- O cargueiro russo de LNG Arctic Metagaz permanece à deriva no Mediterrâneo, após alegação de ataque com drones defensores ucranianos, segundo Moscou.
- Nautical miles: a embarcação fica a cerca de 30 milhas náuticas de Linosa, ilha italiana, entre Itália e Malta, em águas internacionais.
- 30 membros da tripulação foram evacuados; não está claro quanto LNG e combustível ainda estão a bordo.
- A solução discutida seria a contratação por parte da gestão russa, SMP Techmanagement, de uma empresa especializada para rebocar a embarcação em segurança; Itália não quer que o navio atrace em seus portos.

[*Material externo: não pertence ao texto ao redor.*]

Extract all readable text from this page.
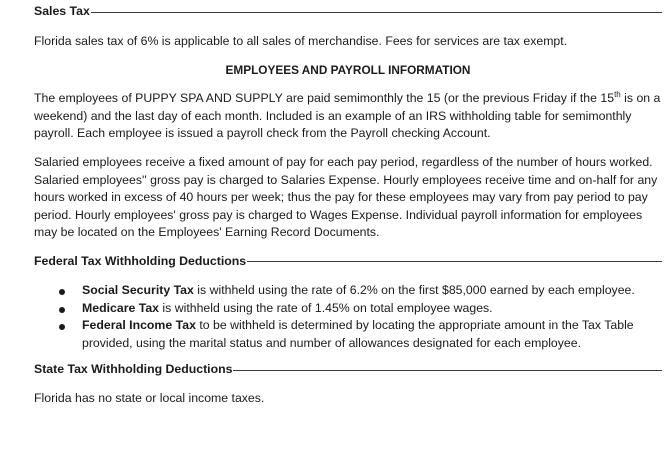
Sales Tax

Florida sales tax of 6% is applicable to all sales of merchandise. Fees for services are tax exempt.

EMPLOYEES AND PAYROLL INFORMATION

The employees of PUPPY SPA AND SUPPLY are paid semimonthly the 15 (or the previous Friday if the 15th is on a weekend) and the last day of each month. Included is an example of an IRS withholding table for semimonthly payroll. Each employee is issued a payroll check from the Payroll checking Account.

Salaried employees receive a fixed amount of pay for each pay period, regardless of the number of hours worked. Salaried employees'' gross pay is charged to Salaries Expense. Hourly employees receive time and on-half for any hours worked in excess of 40 hours per week; thus the pay for these employees may vary from pay period to pay period. Hourly employees' gross pay is charged to Wages Expense. Individual payroll information for employees may be located on the Employees' Earning Record Documents.

Federal Tax Withholding Deductions
Social Security Tax is withheld using the rate of 6.2% on the first $85,000 earned by each employee.
Medicare Tax is withheld using the rate of 1.45% on total employee wages.
Federal Income Tax to be withheld is determined by locating the appropriate amount in the Tax Table provided, using the marital status and number of allowances designated for each employee.
State Tax Withholding Deductions

Florida has no state or local income taxes.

- A marinha italiana, a bordo de rebocadores e de um dispositivo de resposta ambiental, monitora a situação; Malta alertou outras embarcações para manter distância mínima de cinco milhas náuticas.
O navio-tanque russo Arctic Metagaz, carregando GNL, permanece à deriva no Mediterrâneo após um suposto ataque de drones ucranianos, segundo fontes ouvidas pela Reuters nesta sexta-feira. A Rússia afirma que o ataque ocorreu na semana anterior, ocorrido na região ao sul de Malta. Kyiv não assumiu responsabilidade.
A embarcação esteve com 30 membros da tripulação evacuados após o incidente. A embarcação segue flutuando em águas internacionais, sob escolta de uma dragagem, de uma unidade de resposta ambiental e de uma guarda costeira italiana, que monitoram a situação próximo a Linosa, ilha italiana, a cerca de 30 milhas náuticas da costa.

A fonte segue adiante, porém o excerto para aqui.